Phosphate removal by lead-exhausted bioadsorbents simultaneously achieving lead stabilization.

Low-cost adsorbents have been continuously developed for heavy metal removal, but little information is available concerning the follow-up treatment of the toxic metal-laden adsorbents. In this study, an optional strategy was provided for the further treatment of heavy metal-impregnated low-cost adsorbents through employing them for phosphate retention. The enhancement of phosphate adsorption by the sorbed lead was first validated using several types of raw or modified waste biomass. Tea waste-supported hydrated manganese dioxide (HMO-TW) with the highest Pb sorption capability was then chosen to systematically evaluate phosphate retention. Phosphate adsorption onto lead-laden HMO-TW (HMO-TW(Pb)) was pH-insensitive with only slight decline at pH > 8.5, and was barely affected by competing anions owing to the specific surface precipitation mechanism.

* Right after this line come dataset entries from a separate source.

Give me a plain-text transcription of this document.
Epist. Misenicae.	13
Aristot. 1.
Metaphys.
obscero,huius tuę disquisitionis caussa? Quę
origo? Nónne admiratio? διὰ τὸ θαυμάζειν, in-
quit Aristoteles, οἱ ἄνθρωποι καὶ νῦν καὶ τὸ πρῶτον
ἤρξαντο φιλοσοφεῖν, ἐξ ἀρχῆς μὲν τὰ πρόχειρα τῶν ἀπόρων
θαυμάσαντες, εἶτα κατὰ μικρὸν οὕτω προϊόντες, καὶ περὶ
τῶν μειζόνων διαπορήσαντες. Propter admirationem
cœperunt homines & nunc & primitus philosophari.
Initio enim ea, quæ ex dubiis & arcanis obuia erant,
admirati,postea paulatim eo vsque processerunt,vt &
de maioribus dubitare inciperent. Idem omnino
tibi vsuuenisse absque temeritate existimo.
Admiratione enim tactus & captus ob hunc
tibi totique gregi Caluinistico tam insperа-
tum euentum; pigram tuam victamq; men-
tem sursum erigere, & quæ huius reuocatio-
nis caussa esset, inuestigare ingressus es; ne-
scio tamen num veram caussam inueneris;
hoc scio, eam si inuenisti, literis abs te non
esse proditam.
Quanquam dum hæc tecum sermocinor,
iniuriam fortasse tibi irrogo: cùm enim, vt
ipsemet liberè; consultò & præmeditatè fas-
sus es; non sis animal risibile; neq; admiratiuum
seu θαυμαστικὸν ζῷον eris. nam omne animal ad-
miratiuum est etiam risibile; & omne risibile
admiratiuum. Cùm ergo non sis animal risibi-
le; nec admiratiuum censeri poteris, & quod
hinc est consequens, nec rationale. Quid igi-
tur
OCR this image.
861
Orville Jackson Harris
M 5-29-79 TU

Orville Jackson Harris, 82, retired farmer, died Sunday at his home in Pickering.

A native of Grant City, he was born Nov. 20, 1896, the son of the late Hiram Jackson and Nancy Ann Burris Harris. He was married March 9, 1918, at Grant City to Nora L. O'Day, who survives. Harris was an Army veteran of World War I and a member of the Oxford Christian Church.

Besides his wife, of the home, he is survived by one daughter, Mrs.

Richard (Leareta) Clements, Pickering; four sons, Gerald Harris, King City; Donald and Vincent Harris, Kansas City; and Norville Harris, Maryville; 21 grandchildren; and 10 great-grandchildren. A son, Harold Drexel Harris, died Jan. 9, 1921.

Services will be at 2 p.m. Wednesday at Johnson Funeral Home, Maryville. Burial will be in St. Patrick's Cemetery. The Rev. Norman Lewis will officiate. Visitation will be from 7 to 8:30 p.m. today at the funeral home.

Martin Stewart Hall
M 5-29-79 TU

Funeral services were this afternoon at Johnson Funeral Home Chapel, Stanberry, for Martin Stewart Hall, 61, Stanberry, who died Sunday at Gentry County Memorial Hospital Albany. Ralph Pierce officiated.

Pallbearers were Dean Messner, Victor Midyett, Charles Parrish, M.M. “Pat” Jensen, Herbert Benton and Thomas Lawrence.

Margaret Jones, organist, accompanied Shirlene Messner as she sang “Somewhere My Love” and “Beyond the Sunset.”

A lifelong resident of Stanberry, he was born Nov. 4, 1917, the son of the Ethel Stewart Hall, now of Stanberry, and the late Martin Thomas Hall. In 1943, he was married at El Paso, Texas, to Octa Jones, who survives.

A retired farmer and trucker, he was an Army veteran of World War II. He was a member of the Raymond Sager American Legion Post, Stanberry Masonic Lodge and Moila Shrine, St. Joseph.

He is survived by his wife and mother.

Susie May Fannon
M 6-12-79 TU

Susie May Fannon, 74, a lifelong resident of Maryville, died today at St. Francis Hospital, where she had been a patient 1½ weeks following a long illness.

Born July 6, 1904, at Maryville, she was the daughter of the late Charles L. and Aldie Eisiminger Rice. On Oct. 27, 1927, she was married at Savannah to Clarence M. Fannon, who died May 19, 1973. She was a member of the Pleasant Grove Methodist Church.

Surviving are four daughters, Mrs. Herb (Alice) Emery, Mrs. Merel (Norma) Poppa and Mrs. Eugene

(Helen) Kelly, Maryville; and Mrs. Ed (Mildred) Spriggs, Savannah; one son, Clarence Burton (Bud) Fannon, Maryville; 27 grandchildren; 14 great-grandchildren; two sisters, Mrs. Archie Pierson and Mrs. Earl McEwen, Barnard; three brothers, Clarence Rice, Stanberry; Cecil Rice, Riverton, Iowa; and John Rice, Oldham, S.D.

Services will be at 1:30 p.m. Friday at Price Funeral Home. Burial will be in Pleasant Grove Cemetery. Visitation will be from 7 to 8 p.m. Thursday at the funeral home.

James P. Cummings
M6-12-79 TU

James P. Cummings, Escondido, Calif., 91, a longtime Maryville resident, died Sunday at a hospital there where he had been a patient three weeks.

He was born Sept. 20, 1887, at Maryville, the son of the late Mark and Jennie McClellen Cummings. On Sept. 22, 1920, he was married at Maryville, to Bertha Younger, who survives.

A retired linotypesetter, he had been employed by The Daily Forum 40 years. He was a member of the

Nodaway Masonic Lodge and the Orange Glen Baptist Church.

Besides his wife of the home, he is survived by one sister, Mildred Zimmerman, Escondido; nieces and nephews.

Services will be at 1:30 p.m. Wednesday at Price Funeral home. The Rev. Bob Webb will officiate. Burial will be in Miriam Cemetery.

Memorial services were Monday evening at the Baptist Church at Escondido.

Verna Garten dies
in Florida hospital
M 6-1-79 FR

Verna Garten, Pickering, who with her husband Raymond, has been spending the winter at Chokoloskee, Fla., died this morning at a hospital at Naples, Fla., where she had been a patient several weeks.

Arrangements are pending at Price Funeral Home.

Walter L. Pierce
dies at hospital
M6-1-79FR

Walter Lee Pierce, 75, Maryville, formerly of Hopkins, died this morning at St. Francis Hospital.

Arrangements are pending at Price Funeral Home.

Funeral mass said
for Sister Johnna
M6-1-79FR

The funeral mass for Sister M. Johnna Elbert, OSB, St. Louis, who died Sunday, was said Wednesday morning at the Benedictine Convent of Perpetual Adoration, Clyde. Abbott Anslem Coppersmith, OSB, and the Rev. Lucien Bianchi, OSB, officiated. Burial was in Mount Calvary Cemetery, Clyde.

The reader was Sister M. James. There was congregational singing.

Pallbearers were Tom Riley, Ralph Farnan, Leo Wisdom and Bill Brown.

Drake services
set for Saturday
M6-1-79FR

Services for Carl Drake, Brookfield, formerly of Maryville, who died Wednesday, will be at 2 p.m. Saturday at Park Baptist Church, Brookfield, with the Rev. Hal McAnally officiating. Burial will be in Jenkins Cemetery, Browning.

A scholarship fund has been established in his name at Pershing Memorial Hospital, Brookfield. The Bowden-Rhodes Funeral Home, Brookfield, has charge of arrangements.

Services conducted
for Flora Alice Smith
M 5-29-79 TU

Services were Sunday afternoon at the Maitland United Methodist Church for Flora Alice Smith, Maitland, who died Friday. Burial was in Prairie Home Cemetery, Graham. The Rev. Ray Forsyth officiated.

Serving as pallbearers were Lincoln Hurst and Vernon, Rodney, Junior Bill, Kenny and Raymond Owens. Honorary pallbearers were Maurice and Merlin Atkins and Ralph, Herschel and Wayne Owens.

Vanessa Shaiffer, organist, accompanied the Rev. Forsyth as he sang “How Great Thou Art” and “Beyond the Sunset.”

Moreover, no signs of lead leakage from HMO-TW(Pb) were observed during phosphate adsorption at a wide pH range (4.2-11.3) and high ion strength (0-250 mg L-1 NaNO3). The lead on HMO-TW(Pb) was greatly stabilized through phosphate retention, which also reduced the environmental risks of their following treatment such as solidification and landfill. Additionally, the phosphate adsorption onto HMO-TW(Pb) was quick (with equilibrium time <60 min) and barely affected by temperature. Fixed-bed column test further suggested that HMO-TW(Pb) has practical applicability in efficient removal of phosphate from water.